The younger son of Lucien Taffin de Givenchy (1888–1930), marquis of Givenchy, and his wife, the former Béatrice ("Sissi") Badin (1888–1976), Givenchy was born in Beauvais, Oise.
The Taffin de Givenchy family, which traces its roots to Venice, Italy (the original surname was Taffini), was ennobled in 1713, at which time the head of the family became marquis of Givenchy.

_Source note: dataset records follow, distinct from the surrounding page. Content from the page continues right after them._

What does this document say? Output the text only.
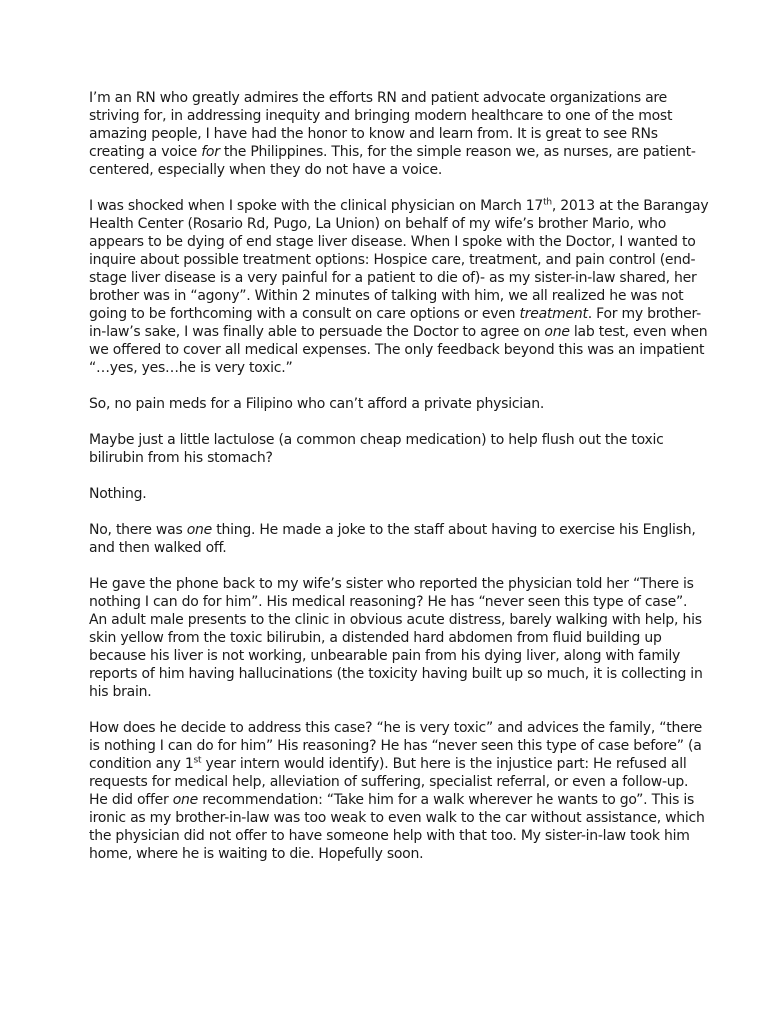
I’m an RN who greatly admires the efforts RN and patient advocate organizations are striving for, in addressing inequity and bringing modern healthcare to one of the most amazing people, I have had the honor to know and learn from. It is great to see RNs creating a voice for the Philippines. This, for the simple reason we, as nurses, are patient-centered, especially when they do not have a voice.

I was shocked when I spoke with the clinical physician on March 17th, 2013 at the Barangay Health Center (Rosario Rd, Pugo, La Union) on behalf of my wife’s brother Mario, who appears to be dying of end stage liver disease. When I spoke with the Doctor, I wanted to inquire about possible treatment options: Hospice care, treatment, and pain control (end-stage liver disease is a very painful for a patient to die of)- as my sister-in-law shared, her brother was in “agony”. Within 2 minutes of talking with him, we all realized he was not going to be forthcoming with a consult on care options or even treatment. For my brother-in-law’s sake, I was finally able to persuade the Doctor to agree on one lab test, even when we offered to cover all medical expenses. The only feedback beyond this was an impatient “…yes, yes…he is very toxic.”

So, no pain meds for a Filipino who can’t afford a private physician.

Maybe just a little lactulose (a common cheap medication) to help flush out the toxic bilirubin from his stomach?

Nothing.

No, there was one thing. He made a joke to the staff about having to exercise his English, and then walked off.

He gave the phone back to my wife’s sister who reported the physician told her “There is nothing I can do for him”. His medical reasoning? He has “never seen this type of case”. An adult male presents to the clinic in obvious acute distress, barely walking with help, his skin yellow from the toxic bilirubin, a distended hard abdomen from fluid building up because his liver is not working, unbearable pain from his dying liver, along with family reports of him having hallucinations (the toxicity having built up so much, it is collecting in his brain.

How does he decide to address this case? “he is very toxic” and advices the family, “there is nothing I can do for him” His reasoning? He has “never seen this type of case before” (a condition any 1st year intern would identify). But here is the injustice part: He refused all requests for medical help, alleviation of suffering, specialist referral, or even a follow-up. He did offer one recommendation: “Take him for a walk wherever he wants to go”. This is ironic as my brother-in-law was too weak to even walk to the car without assistance, which the physician did not offer to have someone help with that too. My sister-in-law took him home, where he is waiting to die. Hopefully soon.
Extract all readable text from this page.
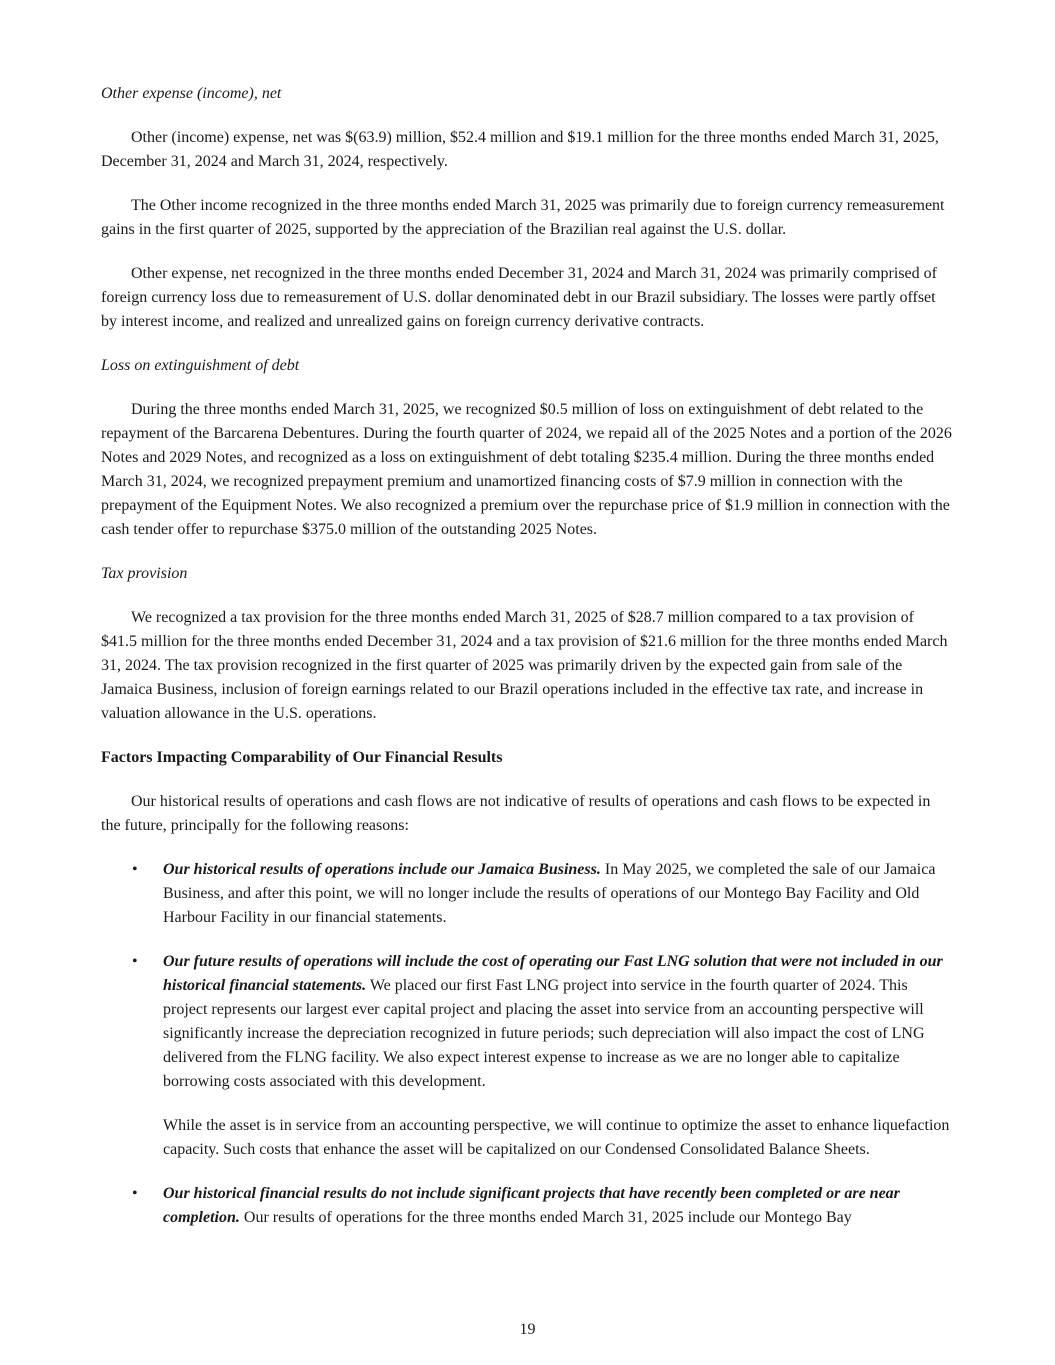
Other expense (income), net

Other (income) expense, net was $(63.9) million, $52.4 million and $19.1 million for the three months ended March 31, 2025, December 31, 2024 and March 31, 2024, respectively.

The Other income recognized in the three months ended March 31, 2025 was primarily due to foreign currency remeasurement gains in the first quarter of 2025, supported by the appreciation of the Brazilian real against the U.S. dollar.

Other expense, net recognized in the three months ended December 31, 2024 and March 31, 2024 was primarily comprised of foreign currency loss due to remeasurement of U.S. dollar denominated debt in our Brazil subsidiary. The losses were partly offset by interest income, and realized and unrealized gains on foreign currency derivative contracts.

Loss on extinguishment of debt

During the three months ended March 31, 2025, we recognized $0.5 million of loss on extinguishment of debt related to the repayment of the Barcarena Debentures. During the fourth quarter of 2024, we repaid all of the 2025 Notes and a portion of the 2026 Notes and 2029 Notes, and recognized as a loss on extinguishment of debt totaling $235.4 million. During the three months ended March 31, 2024, we recognized prepayment premium and unamortized financing costs of $7.9 million in connection with the prepayment of the Equipment Notes. We also recognized a premium over the repurchase price of $1.9 million in connection with the cash tender offer to repurchase $375.0 million of the outstanding 2025 Notes.

Tax provision

We recognized a tax provision for the three months ended March 31, 2025 of $28.7 million compared to a tax provision of $41.5 million for the three months ended December 31, 2024 and a tax provision of $21.6 million for the three months ended March 31, 2024. The tax provision recognized in the first quarter of 2025 was primarily driven by the expected gain from sale of the Jamaica Business, inclusion of foreign earnings related to our Brazil operations included in the effective tax rate, and increase in valuation allowance in the U.S. operations.

Factors Impacting Comparability of Our Financial Results

Our historical results of operations and cash flows are not indicative of results of operations and cash flows to be expected in the future, principally for the following reasons:

• Our historical results of operations include our Jamaica Business. In May 2025, we completed the sale of our Jamaica Business, and after this point, we will no longer include the results of operations of our Montego Bay Facility and Old Harbour Facility in our financial statements.
• Our future results of operations will include the cost of operating our Fast LNG solution that were not included in our historical financial statements. We placed our first Fast LNG project into service in the fourth quarter of 2024. This project represents our largest ever capital project and placing the asset into service from an accounting perspective will significantly increase the depreciation recognized in future periods; such depreciation will also impact the cost of LNG delivered from the FLNG facility. We also expect interest expense to increase as we are no longer able to capitalize borrowing costs associated with this development.
While the asset is in service from an accounting perspective, we will continue to optimize the asset to enhance liquefaction capacity. Such costs that enhance the asset will be capitalized on our Condensed Consolidated Balance Sheets.
• Our historical financial results do not include significant projects that have recently been completed or are near completion. Our results of operations for the three months ended March 31, 2025 include our Montego Bay

19
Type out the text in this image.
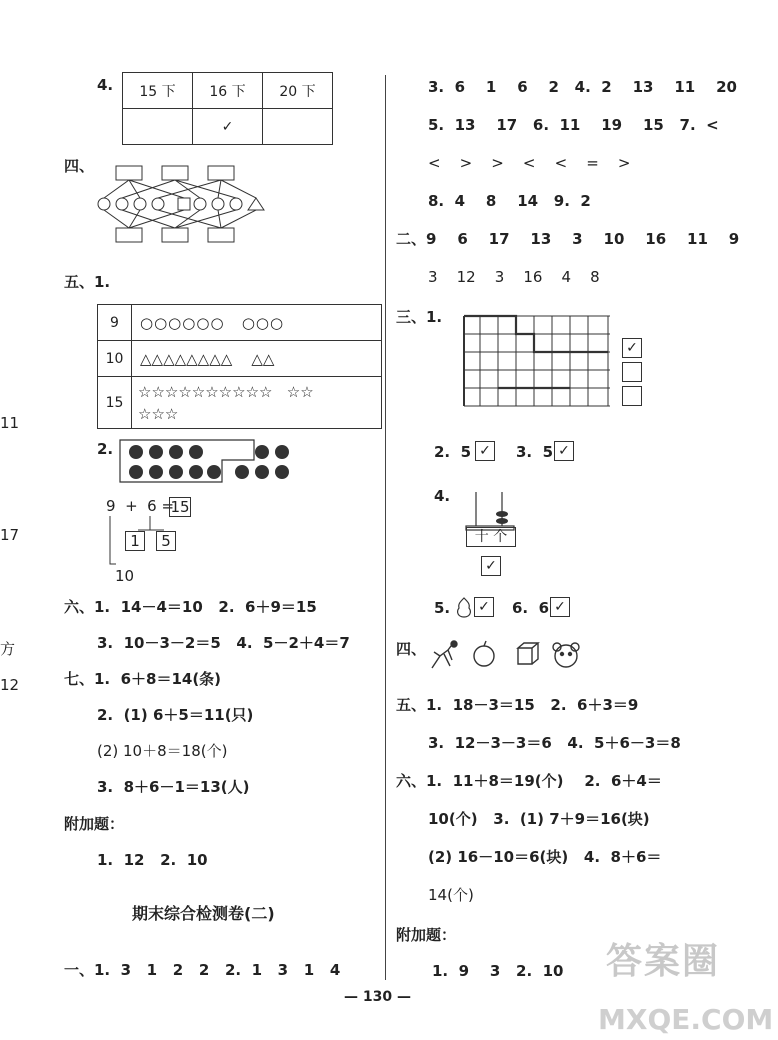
4. 15 下	16 下	20 下
	✓	
四、
五、1.
9	○○○○○○ ○○○
10	△△△△△△△△ △△
15	☆☆☆☆☆☆☆☆☆☆ ☆☆
☆☆☆
2.
9  +  6 =
15
1	5
10
六、1.  14－4＝10   2.  6＋9＝15
3.  10－3－2＝5   4.  5－2＋4＝7
七、1.  6＋8＝14(条)
2.  (1) 6＋5＝11(只)
(2) 10＋8＝18(个)
3.  8＋6－1＝13(人)
附加题：
1.  12   2.  10
期末综合检测卷(二)
一、1.  3   1   2   2   2.  1   3   1   4
11
17
方
12
3.  6    1    6    2   4.  2    13    11    20
5.  13    17   6.  11    19    15   7.  <
<    >    >    <    <    =    >
8.  4    8    14   9.  2
二、9    6    17    13    3    10    16    11    9
3    12    3    16    4    8
三、1.
✓
2.  5 ✓ 3.  5 ✓
4.
十 个
✓
5. ✓ 6.  6 ✓
四、
五、1.  18－3＝15   2.  6＋3＝9
3.  12－3－3＝6   4.  5＋6－3＝8
六、1.  11＋8＝19(个)    2.  6＋4＝
10(个)   3.  (1) 7＋9＝16(块)
(2) 16－10＝6(块)   4.  8＋6＝
14(个)
附加题：
1.  9    3   2.  10
— 130 —
答案圈
MXQE.COM
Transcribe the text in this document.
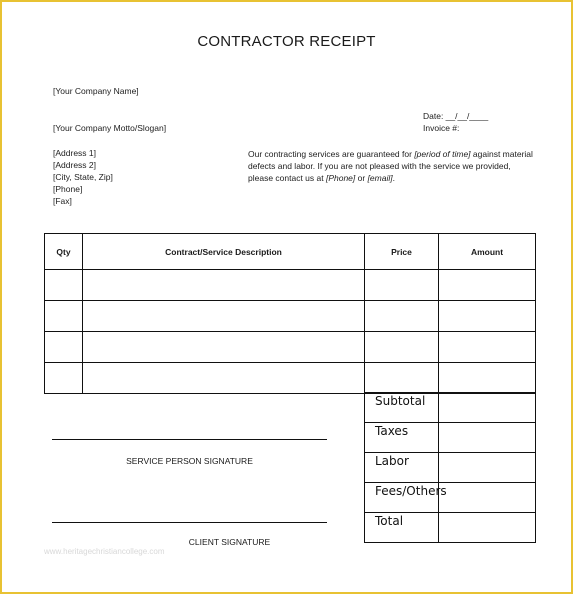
CONTRACTOR RECEIPT
[Your Company Name]
[Your Company Motto/Slogan]
[Address 1]
[Address 2]
[City, State, Zip]
[Phone]
[Fax]
Date: __/__/____
Invoice #:
Our contracting services are guaranteed for [period of time] against material defects and labor. If you are not pleased with the service we provided, please contact us at [Phone] or [email].
Qty	Contract/Service Description	Price	Amount

Subtotal	
Taxes	
Labor	
Fees/Others	
Total	
SERVICE PERSON SIGNATURE
CLIENT SIGNATURE
www.heritagechristiancollege.com
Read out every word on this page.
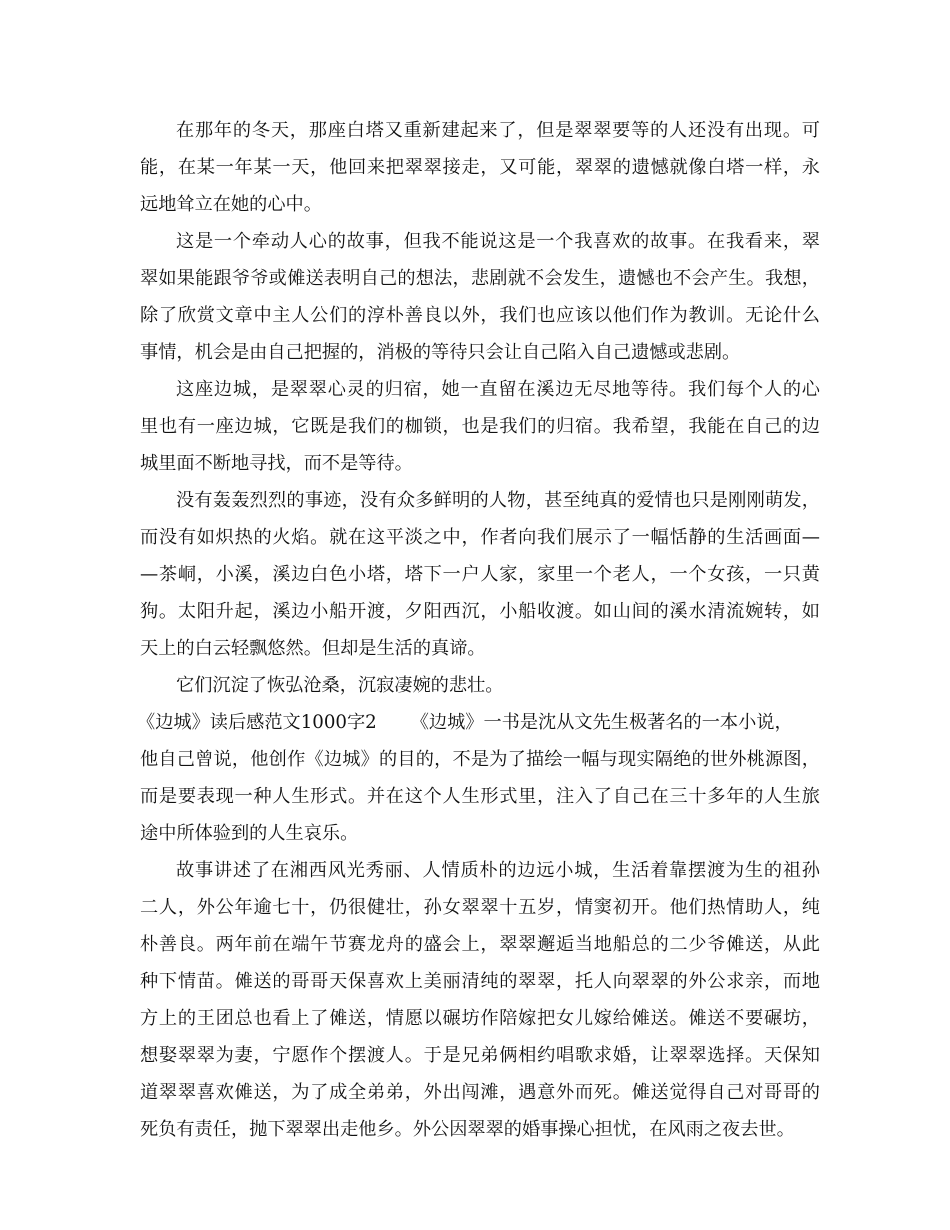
在那年的冬天，那座白塔又重新建起来了，但是翠翠要等的人还没有出现。可
能，在某一年某一天，他回来把翠翠接走，又可能，翠翠的遗憾就像白塔一样，永
远地耸立在她的心中。
这是一个牵动人心的故事，但我不能说这是一个我喜欢的故事。在我看来，翠
翠如果能跟爷爷或傩送表明自己的想法，悲剧就不会发生，遗憾也不会产生。我想，
除了欣赏文章中主人公们的淳朴善良以外，我们也应该以他们作为教训。无论什么
事情，机会是由自己把握的，消极的等待只会让自己陷入自己遗憾或悲剧。
这座边城，是翠翠心灵的归宿，她一直留在溪边无尽地等待。我们每个人的心
里也有一座边城，它既是我们的枷锁，也是我们的归宿。我希望，我能在自己的边
城里面不断地寻找，而不是等待。
没有轰轰烈烈的事迹，没有众多鲜明的人物，甚至纯真的爱情也只是刚刚萌发，
而没有如炽热的火焰。就在这平淡之中，作者向我们展示了一幅恬静的生活画面—
—茶峒，小溪，溪边白色小塔，塔下一户人家，家里一个老人，一个女孩，一只黄
狗。太阳升起，溪边小船开渡，夕阳西沉，小船收渡。如山间的溪水清流婉转，如
天上的白云轻飘悠然。但却是生活的真谛。
它们沉淀了恢弘沧桑，沉寂凄婉的悲壮。
《边城》读后感范文1000字2 《边城》一书是沈从文先生极著名的一本小说，
他自己曾说，他创作《边城》的目的，不是为了描绘一幅与现实隔绝的世外桃源图，
而是要表现一种人生形式。并在这个人生形式里，注入了自己在三十多年的人生旅
途中所体验到的人生哀乐。
故事讲述了在湘西风光秀丽、人情质朴的边远小城，生活着靠摆渡为生的祖孙
二人，外公年逾七十，仍很健壮，孙女翠翠十五岁，情窦初开。他们热情助人，纯
朴善良。两年前在端午节赛龙舟的盛会上，翠翠邂逅当地船总的二少爷傩送，从此
种下情苗。傩送的哥哥天保喜欢上美丽清纯的翠翠，托人向翠翠的外公求亲，而地
方上的王团总也看上了傩送，情愿以碾坊作陪嫁把女儿嫁给傩送。傩送不要碾坊，
想娶翠翠为妻，宁愿作个摆渡人。于是兄弟俩相约唱歌求婚，让翠翠选择。天保知
道翠翠喜欢傩送，为了成全弟弟，外出闯滩，遇意外而死。傩送觉得自己对哥哥的
死负有责任，抛下翠翠出走他乡。外公因翠翠的婚事操心担忧，在风雨之夜去世。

After his father's death from influenza in 1930, the future fashion designer and his elder brother Jean-Claude de Givenchy (1925–2009), who inherited the family's marquessate and eventually became the president of Parfums Givenchy, were raised by their mother and maternal grandmother, Marguerite Dieterle Badin (1853–1940), the widow of Jules Badin (1843–1919), an artist who was the owner and director of the historic Gobelins Manufactory and Beauvais tapestry factories. Artistic professions ran in the extended Badin family. Givenchy's maternal great-grandfather, Jules Dieterle, was a set designer who also created designs for the Beauvais factory, including a set of 13 designs for the Elysée Palace. One of his great-great-grandfathers also designed sets for the Paris Opera.
Impressed by the 1937 World's Fair in Paris, young Givenchy decided he wanted to work "somewhere in fashion design". He studied at the École des Beaux-Arts in Paris. His first designs were done for Jacques Fath in 1945, an association that came through family members who knew Fath personally. Later he did designs for Robert Piguet and Lucien Lelong (1946) — working alongside the still-unknown Pierre Balmain and Christian Dior. From 1947 to 1951 he worked for the avantgarde designer Elsa Schiaparelli.
In 1952, Givenchy opened his own design house at the Plaine Monceau in Paris. Later he named his first collection "Bettina Graziani" for Paris's top model at the time. His style was marked by innovation, contrary to the more conservative designs by Dior. At 25, he was the youngest designer of the progressive Paris fashion scene. His first collections were characterized by the use of rather cheap fabrics for financial reasons, but they always piqued curiosity through their design. Audrey Hepburn, later the most prominent proponent of Givenchy's fashion, and Givenchy met in 1953 during the shoot of Sabrina. He went on to design almost all the wardrobes she wore in her movies. He also developed his first perfume collection for her (L'Interdit and Le de Givenchy). At that time, Givenchy also met his idol, Cristóbal Balenciaga, who had also influenced Paco Rabanne's work previously. Although a renowned designer, Givenchy not only sought inspiration from the lofty settings of haute couture but also in such avant-garde environments as Limbo, the store in Manhattan's East Village.
In 1954, Givenchy's prêt-à-porter collection debuted; later a men's line was also launched.
The House of Givenchy was split in 1981, with the perfume line going to Veuve Clicquot, while the fashion branch went to LVMH's portfolio of upscale brands. As of today, LVMH owns Parfums Givenchy as well.
The Givenchy Edition Continental Mark series
From 1976 through 1983, the Ford Motor Company offered a Givenchy Edition of its Continental Mark series of luxury automobiles beginning in 1976 with the Continental Mark IV coupe and ending with the 1983 Continental Mark VI coupe and sedan.